Propulsion by stiff elastic filaments in viscous fluids.

Flexible filaments moving in viscous fluids are ubiquitous in the natural microscopic world. For example, the swimming of bacteria and spermatozoa as well as important physiological functions at organ level, such as the cilia-induced motion of mucus in the lungs, or individual cell level, such as actin filaments or microtubules, all employ flexible filaments moving in viscous fluids. As a result of fluid-structure interactions, a variety of nonlinear phenomena may arise in the dynamics of such moving flexible filaments. In this paper we derive the mathematical tools required to study filament-driven propulsion in the asymptotic limit of stiff filaments. Motion in the rigid limit leads to hydrodynamic loads which deform the filament and impact the filament propulsion.

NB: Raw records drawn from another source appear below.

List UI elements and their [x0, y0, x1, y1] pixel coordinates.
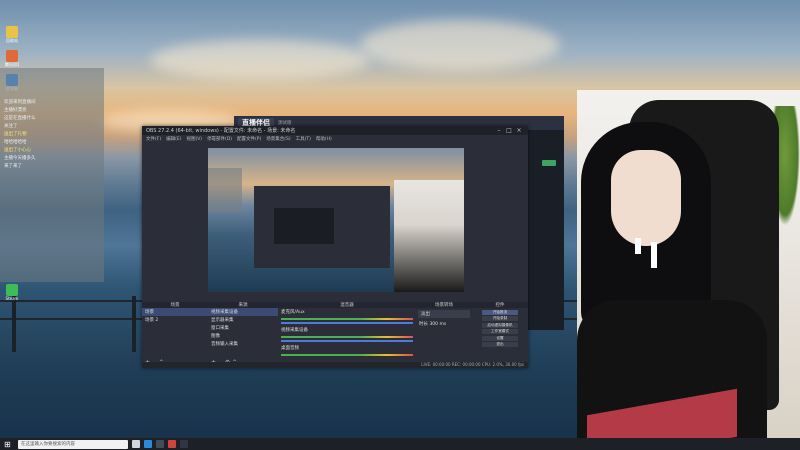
controls-dock: 控件 开始推流 开始录制 启动虚拟摄像机 工作室模式 设置 退出	[472, 302, 528, 368]
source-item[interactable]: 音频输入采集	[208, 340, 278, 348]
chat-gift-message: 送出了小心心	[4, 148, 31, 153]
obs-statusbar: LIVE: 00:00:00 REC: 00:00:00 CPU: 2.0%, …	[142, 362, 528, 368]
desktop-icon-steam[interactable]: Steam	[3, 284, 21, 301]
obs-icon[interactable]	[156, 440, 164, 448]
desktop-icon-label: 回收站	[6, 38, 18, 43]
menu-scene-collection[interactable]: 场景集合(S)	[266, 136, 290, 142]
desktop-icon-recycle-bin[interactable]: 回收站	[3, 26, 21, 44]
menu-edit[interactable]: 编辑(E)	[166, 136, 181, 142]
mixer-channel-meter	[281, 318, 413, 320]
railing-post	[132, 296, 136, 352]
obs-menubar: 文件(F) 编辑(E) 视图(V) 停靠部件(D) 配置文件(P) 场景集合(S…	[142, 135, 528, 143]
qq-icon	[6, 50, 18, 62]
preview-nested-obs	[254, 186, 390, 268]
edge-icon[interactable]	[144, 440, 152, 448]
chat-gift-message: 送出了礼物	[4, 132, 27, 137]
controls-header: 控件	[472, 302, 528, 308]
maximize-icon[interactable]: □	[504, 127, 514, 134]
duration-value[interactable]: 300 ms	[429, 322, 446, 327]
settings-button[interactable]: 设置	[482, 335, 518, 341]
desktop-icon-qq[interactable]: 腾讯QQ	[3, 50, 21, 68]
live-chat-overlay: 欢迎来到直播间 主播好漂亮 这是在直播什么 关注了 送出了礼物 哈哈哈哈哈 送出…	[0, 68, 104, 282]
menu-file[interactable]: 文件(F)	[146, 136, 161, 142]
windows-start-icon[interactable]: ⊞	[4, 440, 14, 449]
menu-tools[interactable]: 工具(T)	[296, 136, 311, 142]
webcam-feed	[577, 90, 800, 450]
wallpaper-cloud	[360, 20, 560, 70]
sources-dock: 来源 视频采集设备 显示器采集 窗口采集 图像 音频输入采集 + − ⚙ ⌃ ⌄	[208, 302, 279, 368]
scene-item[interactable]: 场景 2	[142, 316, 208, 324]
transitions-header: 场景转场	[416, 302, 472, 308]
start-virtual-camera-button[interactable]: 启动虚拟摄像机	[482, 322, 518, 328]
chat-message: 主播今天播多久	[4, 156, 36, 161]
railing-post	[12, 296, 16, 352]
chat-message: 关注了	[4, 124, 18, 129]
scenes-dock: 场景 场景 场景 2 + − ⌃ ⌄	[142, 302, 209, 368]
scene-transitions-dock: 场景转场 淡出 时长 300 ms	[416, 302, 473, 368]
chat-message: 来了来了	[4, 164, 22, 169]
nose-clip	[651, 242, 657, 268]
wallpaper-cloud	[150, 40, 370, 80]
nose-clip	[635, 238, 641, 254]
mixer-channel-label: 桌面音频	[281, 346, 299, 351]
chat-message: 哈哈哈哈哈	[4, 140, 27, 145]
preview-nested-obs-inner	[274, 208, 334, 244]
mixer-channel-meter	[281, 354, 413, 356]
exit-button[interactable]: 退出	[482, 342, 518, 347]
start-live-button[interactable]	[542, 160, 556, 166]
menu-view[interactable]: 视图(V)	[186, 136, 202, 142]
close-icon[interactable]: ×	[514, 127, 524, 134]
red-app-icon[interactable]	[168, 440, 176, 448]
obs-docks: 场景 场景 场景 2 + − ⌃ ⌄ 来源 视频采集设备 显示器采集 窗口采集 …	[142, 302, 528, 368]
mixer-volume-slider[interactable]	[281, 322, 413, 324]
task-view-icon[interactable]	[132, 440, 140, 448]
mixer-volume-slider[interactable]	[281, 340, 413, 342]
mixer-channel-label: 麦克风/Aux	[281, 310, 305, 315]
transition-duration[interactable]: 时长 300 ms	[416, 320, 472, 328]
chat-message: 欢迎来到直播间	[4, 100, 36, 105]
start-streaming-button[interactable]: 开始推流	[482, 309, 518, 315]
obs-window-title: OBS 27.2.4 (64-bit, windows) - 配置文件: 未命名…	[146, 128, 296, 134]
menu-profile[interactable]: 配置文件(P)	[237, 136, 261, 142]
minimize-icon[interactable]: –	[494, 127, 504, 134]
recycle-bin-icon	[6, 26, 18, 38]
taskbar-search-input[interactable]: 在这里输入你要搜索的内容	[18, 439, 128, 449]
source-item[interactable]: 显示器采集	[208, 316, 278, 324]
source-item[interactable]: 窗口采集	[208, 324, 278, 332]
obs-titlebar[interactable]: OBS 27.2.4 (64-bit, windows) - 配置文件: 未命名…	[142, 126, 528, 135]
menu-help[interactable]: 帮助(H)	[316, 136, 332, 142]
start-recording-button[interactable]: 开始录制	[482, 316, 518, 321]
duration-label: 时长	[419, 322, 428, 327]
preview-webcam-source	[394, 180, 464, 292]
preview-chat-overlay	[208, 168, 242, 212]
mixer-channel-meter	[281, 336, 413, 338]
chat-message: 主播好漂亮	[4, 108, 27, 113]
chat-message: 这是在直播什么	[4, 116, 36, 121]
desktop-icon-label: Steam	[5, 296, 19, 301]
source-item[interactable]: 图像	[208, 332, 278, 340]
obs-window[interactable]: OBS 27.2.4 (64-bit, windows) - 配置文件: 未命名…	[142, 126, 528, 368]
transition-select[interactable]: 淡出	[418, 310, 470, 318]
menu-docks[interactable]: 停靠部件(D)	[207, 136, 232, 142]
scene-item[interactable]: 场景	[142, 308, 208, 316]
steam-icon	[6, 284, 18, 296]
person-face	[611, 150, 681, 246]
audio-mixer-dock: 混音器 麦克风/Aux 视频采集设备 桌面音频	[278, 302, 417, 368]
obs-preview[interactable]	[208, 148, 464, 292]
source-item[interactable]: 视频采集设备	[208, 308, 278, 316]
dark-app-icon[interactable]	[180, 440, 188, 448]
mixer-channel-label: 视频采集设备	[281, 328, 308, 333]
taskbar: ⊞ 在这里输入你要搜索的内容	[0, 438, 800, 450]
studio-mode-button[interactable]: 工作室模式	[482, 329, 518, 334]
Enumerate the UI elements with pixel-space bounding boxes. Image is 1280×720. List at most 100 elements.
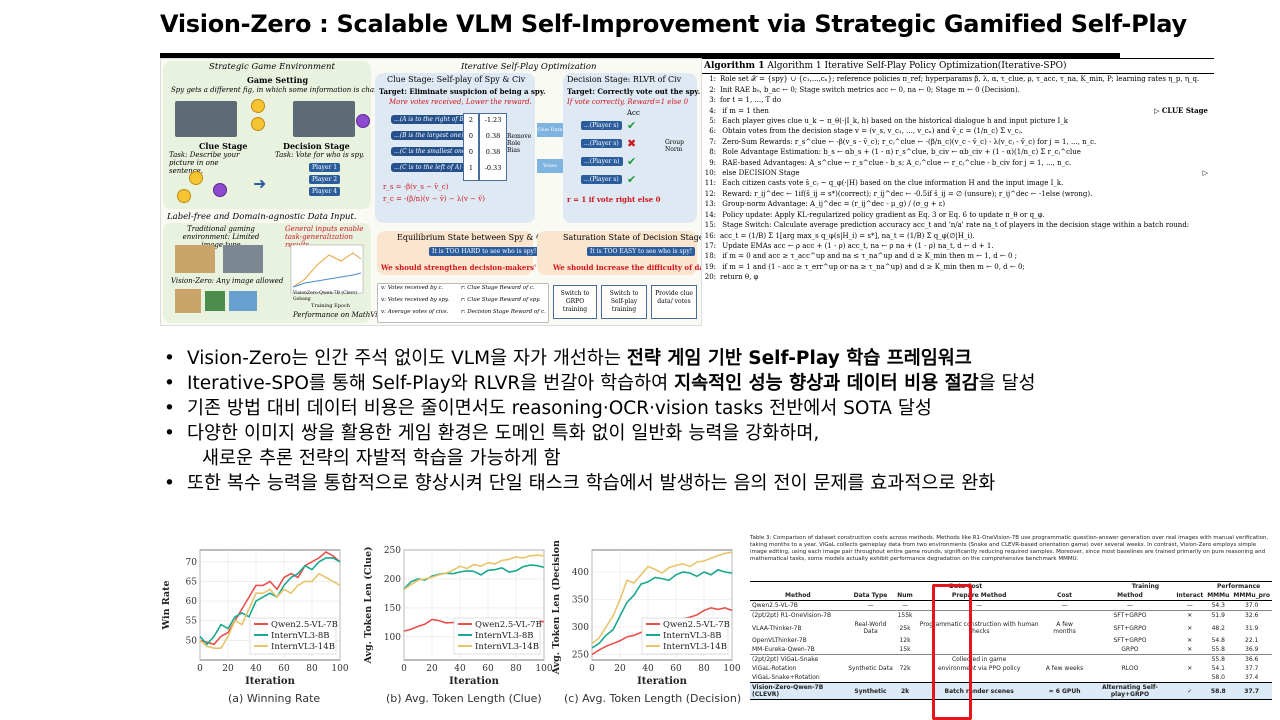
table-cell: 48.2 — [1211, 624, 1225, 632]
table-row: (2pt/2pt) ViGaL-Snake Collected in game 55… — [750, 654, 1272, 664]
table-cell: ✕ — [1174, 610, 1206, 620]
cost-highlight-box — [932, 584, 972, 720]
arrow-right-icon: ➜ — [253, 174, 267, 193]
table-cell: Qwen2.5-VL-7B — [750, 600, 846, 611]
votes-arrow: Votes — [537, 159, 563, 173]
sat-msg: It is TOO EASY to see who is spy! — [587, 247, 696, 256]
switch-grpo-box: Switch to GRPO training — [553, 285, 597, 319]
cost-comparison-table: Table 3: Comparison of dataset construct… — [748, 533, 1276, 715]
table-cell: 36.9 — [1245, 646, 1259, 653]
table-cell: A few weeks — [1045, 665, 1084, 672]
table-cell: 51.9 — [1205, 610, 1232, 620]
x-tick-label: 20 — [222, 664, 234, 674]
table-cell: ✓ — [1174, 682, 1206, 700]
cross-icon: ✖ — [627, 137, 637, 150]
chart-a-caption: (a) Winning Rate — [228, 692, 321, 705]
table-cell: — — [845, 600, 896, 611]
player-vote: ...(Player s) — [581, 175, 622, 184]
table-caption: Table 3: Comparison of dataset construct… — [750, 535, 1269, 562]
rc-column: -1.23 0.38 0.38 -0.33 — [479, 113, 507, 181]
table-cell: 37.4 — [1245, 674, 1259, 681]
x-tick-label: 0 — [197, 664, 203, 674]
legend-label: InternVL3-14B — [663, 642, 727, 652]
table-cell: 72k — [899, 665, 911, 672]
table-cell: 25k — [899, 624, 911, 632]
gobang-board-icon — [175, 245, 215, 273]
table-cell: 31.9 — [1245, 624, 1259, 632]
env-title: Strategic Game Environment — [209, 62, 335, 72]
bullet-dot: • — [164, 423, 175, 444]
player-emoji — [251, 117, 265, 131]
player-box: Player 4 — [309, 187, 341, 196]
y-tick-label: 70 — [186, 558, 198, 568]
legend-item: v: Votes received by c. — [381, 285, 444, 291]
x-tick-label: 100 — [331, 664, 348, 674]
table-cell: 55.8 — [1211, 646, 1225, 653]
table-cell: 37.7 — [1245, 665, 1259, 672]
table-cell — [1086, 673, 1175, 683]
table-cell: ✕ — [1187, 665, 1193, 672]
table-cell: 58.0 — [1211, 674, 1225, 681]
table-cell: SFT+GRPO — [1085, 610, 1175, 620]
bullet-item: • 기존 방법 대비 데이터 비용은 줄이면서도 reasoning·OCR·vi… — [164, 398, 932, 419]
winning-rate-chart: 50 55 60 65 70 0 20 40 60 80 100 Iteration Win Rate Q… — [161, 549, 349, 687]
bullet-item: • 다양한 이미지 쌍을 활용한 게임 환경은 도메인 특화 없이 일반화 능력을… — [164, 423, 820, 444]
x-axis-label: Iteration — [449, 676, 499, 687]
algorithm-line: 20: return θ, φ — [704, 273, 759, 282]
y-tick-label: 200 — [384, 575, 401, 585]
table-cell — [1044, 636, 1086, 645]
algorithm-line: 18: if m = 0 and acc ≥ τ_acc^up and na ≤… — [704, 252, 1018, 261]
algorithm-line: 13: Group-norm Advantage: A_ij^dec = (r_… — [704, 200, 946, 209]
table-cell — [846, 636, 896, 645]
player-emoji — [189, 171, 203, 185]
player-emoji — [251, 99, 265, 113]
clue-item: ...(C is to the left of A) — [391, 163, 465, 172]
legend-label: InternVL3-14B — [475, 642, 539, 652]
player-emoji — [177, 189, 191, 203]
x-tick-label: 0 — [589, 664, 595, 674]
x-axis-label: Iteration — [245, 676, 295, 687]
table-cell: OpenVLThinker-7B — [752, 637, 807, 644]
table-cell: 2k — [895, 682, 915, 700]
y-tick-label: 250 — [384, 546, 401, 556]
eq-title: Equilibrium State between Spy & Civ — [397, 233, 550, 242]
y-axis-label: Avg. Token Len (Decision) — [551, 540, 562, 675]
table-row: ViGaL-Rotation Synthetic Data 72k environme… — [750, 664, 1272, 673]
table-cell: VLAA-Thinker-7B — [752, 624, 802, 632]
table-cell: 32.6 — [1231, 610, 1272, 620]
table-cell: Vision-Zero-Qwen-7B (CLEVR) — [750, 682, 846, 700]
x-tick-label: 20 — [614, 664, 626, 674]
table-cell — [1043, 610, 1086, 620]
legend-item: v: Votes received by spy. — [381, 297, 449, 303]
legend-label: Qwen2.5-VL-7B — [271, 620, 338, 630]
y-tick-label: 300 — [572, 623, 589, 633]
table-cell: 54.3 — [1205, 600, 1232, 611]
table-cell — [1043, 654, 1086, 664]
table-cell — [1085, 654, 1175, 664]
table-cell: (2pt/2pt) ViGaL-Snake — [750, 654, 846, 664]
bullet-item: • Iterative-SPO를 통해 Self-Play와 RLVR을 번갈아 … — [164, 373, 1036, 394]
x-tick-label: 80 — [510, 664, 522, 674]
algorithm-line: 19: if m = 1 and (1 - acc ≥ τ_err^up or … — [704, 262, 1025, 271]
group-header: Performance — [1205, 581, 1272, 591]
y-tick-label: 250 — [572, 651, 589, 661]
switch-selfplay-box: Switch to Self-play training — [601, 285, 647, 319]
check-icon: ✔ — [627, 119, 637, 132]
sat-title: Saturation State of Decision Stage — [563, 233, 702, 242]
table-row: (2pt/2pt) R1-OneVision-7B 155k SFT+GRPO ✕ 51… — [750, 610, 1272, 620]
table-cell: ✕ — [1187, 646, 1193, 653]
table-cell: A few months — [1053, 621, 1076, 635]
table-cell — [846, 645, 896, 655]
y-axis-label: Win Rate — [161, 580, 172, 630]
table-cell: — — [895, 600, 915, 611]
legend-label: InternVL3-8B — [475, 631, 534, 641]
vc-column: 2 0 0 1 — [463, 113, 479, 181]
y-tick-label: 100 — [384, 633, 401, 643]
table-cell — [846, 673, 896, 683]
table-cell: 37.0 — [1231, 600, 1272, 611]
algorithm-line: 17: Update EMAs acc ← ρ acc + (1 - ρ) ac… — [704, 241, 994, 250]
algorithm-block: Algorithm 1 Algorithm 1 Iterative Self-P… — [702, 58, 1214, 324]
algorithm-line: 10: else DECISION Stage ▷ — [704, 169, 1208, 178]
chart-b-caption: (b) Avg. Token Length (Clue) — [386, 692, 542, 705]
decision-red: If vote correctly, Reward=1 else 0 — [567, 98, 689, 106]
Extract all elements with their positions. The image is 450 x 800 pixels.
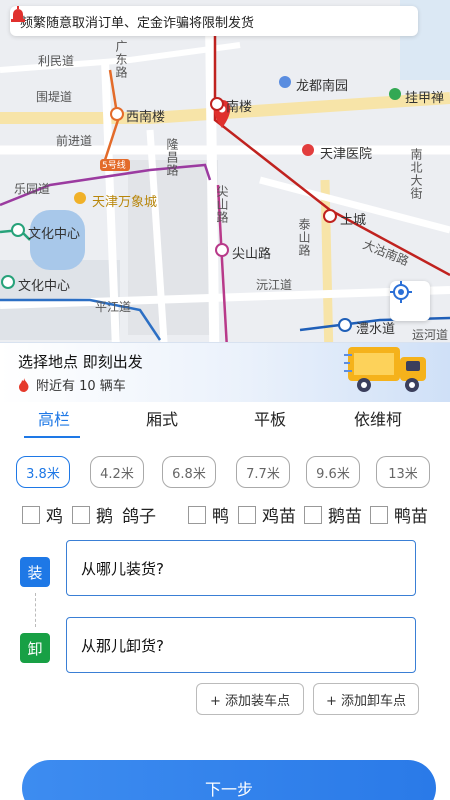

We first derive the general mathematical formulation and then apply it to the case of a helical filament, a situation relevant for the swimming of flagellated bacteria and for the transport of artificial, magnetically actuated motors. We find that, as a result of flexibility, the helical filament is either stretched or compressed (conforming previous studies) and additionally its axis also bends, a result which we interpret physically. We then explore and interpret the dependence of the perturbed propulsion speed due to the deformation on the relevant dimensionless dynamic and geometric parameters.